Si je n’ai vu que partiellement « Jurassic Park » 1 et 2, j’ai vu en intégralité le 3, que pour les lecteurs néophytes de ce blog, j’ai magnifiquement résumé ici, le 3 novembre 2004. Je ne vous parle même pas de « la mort aux trousses » que nous visionnions au moins une fois par an quand je vivais chez mes parents.
Tout ça ne vous dit pas ce qu’il faut regarder ce soir selon POC…
Je vous conseille d’attendre 22h30 pour visionner « Ugly Betty » sur la une. Betty va se faire passer pour la petite amie de Marc auprès de sa mère qui ignore tout de son homosexualité, tout un programme fort réjouissant.
C’est dommage que je ne puisse pas enregistrer la TNT parce que « génération mannequin » à 22h25 sur NRJ12 s’annonce assez formidable.

Mardi
Ado, comme beaucoup de mes congénères, j’ai dévoré les contes et nouvelles de Maupassant. De plus, j’aime beaucoup le format des adaptations de la deux en 55 minutes. Je songerai, et j’oublierai, je me connais, à les enregistrer.
Mais mardi évidemment, c’est « Pékin Express ». Je vais passer l’émission à trembler pour les candidats qui ne sont pas Harold et Yasmine, en espérant que ce soit vraiment les belges qui abandonnent sur blessure. Ce qui m’amène à m’interroger sur un point du règlement, s’ils laissent tomber même pour cause de mort imminente, sont-ils considérés comme les derniers de l’étape ou les candidats arrivés en queue de peloton sont-ils éliminés et la dernière équipe éliminée avant eux rejoint-elle l’émission ?

Mercredi
« La nouvelle star » est avancée d’un jour et j’ai déjà abordé abondamment hier mon culte pour le nouveau jury. En plus, ce soir, le casting se déroule entre autre à Toulouse.
Du côté des « maçons » à 22h25 que des inédits ou presque, on commence par LES (au pluriel) familleS Léomiti et Higgins.

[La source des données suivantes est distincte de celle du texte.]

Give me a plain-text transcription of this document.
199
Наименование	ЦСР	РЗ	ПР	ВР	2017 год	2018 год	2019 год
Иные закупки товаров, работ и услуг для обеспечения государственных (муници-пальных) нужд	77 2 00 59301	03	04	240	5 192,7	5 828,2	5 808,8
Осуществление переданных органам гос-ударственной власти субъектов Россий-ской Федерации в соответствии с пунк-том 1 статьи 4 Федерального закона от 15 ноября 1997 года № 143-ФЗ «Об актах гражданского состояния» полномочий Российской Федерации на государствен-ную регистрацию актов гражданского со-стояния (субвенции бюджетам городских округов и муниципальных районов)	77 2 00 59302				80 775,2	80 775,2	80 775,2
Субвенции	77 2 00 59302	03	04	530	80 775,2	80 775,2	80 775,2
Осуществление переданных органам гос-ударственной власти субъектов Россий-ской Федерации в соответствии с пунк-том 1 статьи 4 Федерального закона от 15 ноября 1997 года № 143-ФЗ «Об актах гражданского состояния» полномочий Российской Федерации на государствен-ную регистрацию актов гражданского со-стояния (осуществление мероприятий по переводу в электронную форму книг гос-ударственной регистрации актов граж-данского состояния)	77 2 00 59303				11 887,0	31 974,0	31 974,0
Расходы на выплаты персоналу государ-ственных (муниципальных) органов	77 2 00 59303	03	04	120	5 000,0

Légitimement, le téléspectateur fidèle s’interroge sur ce pluriel intriguant. Ces deux cas traités en une émission unique sont suivis par la famille Leslie que je ne connais pas encore et par les célébrissimes Cadigan-Scott.

Jeudi
Je vais tenter de convaincre ma moitié de regarder, faute de mieux ailleurs, un rediff de « Fear Factor », que je n’ai pas vu du tout à l’époque de sa diffusion sur TF1. Je me demande si la présence de Denis « Koh Lanta » Brogniart suffira à la convaincre, j’ai comme un doute affreux…

Vendredi
Comme chaque année, à peu près à la même date, on regarde le spectacle des restos du cœur un peu par habitude et par envie aussi quand même pour voir qui sera là et pas, pour savoir qui sera mis en avant, parce que Céline Dion est là et qu’on espère qu’elle refera le coup des boules à la carac, pour se souvenir d’Elsa (RIP), pour hurler que Zazie est belle,…
Je soupçonne mes parents d’hésiter entre « Thalassa » et « Louis Page » sur direct 8, ce qui fait peur quand même.
Je pense que POC, si on la laissait libre, opterait pour le déjà culte « catch me ! si tu peux », suivi de « Next made in France, qui est finalement un peu nul parce que ce sont toujours les mêmes candidats que l’on voit.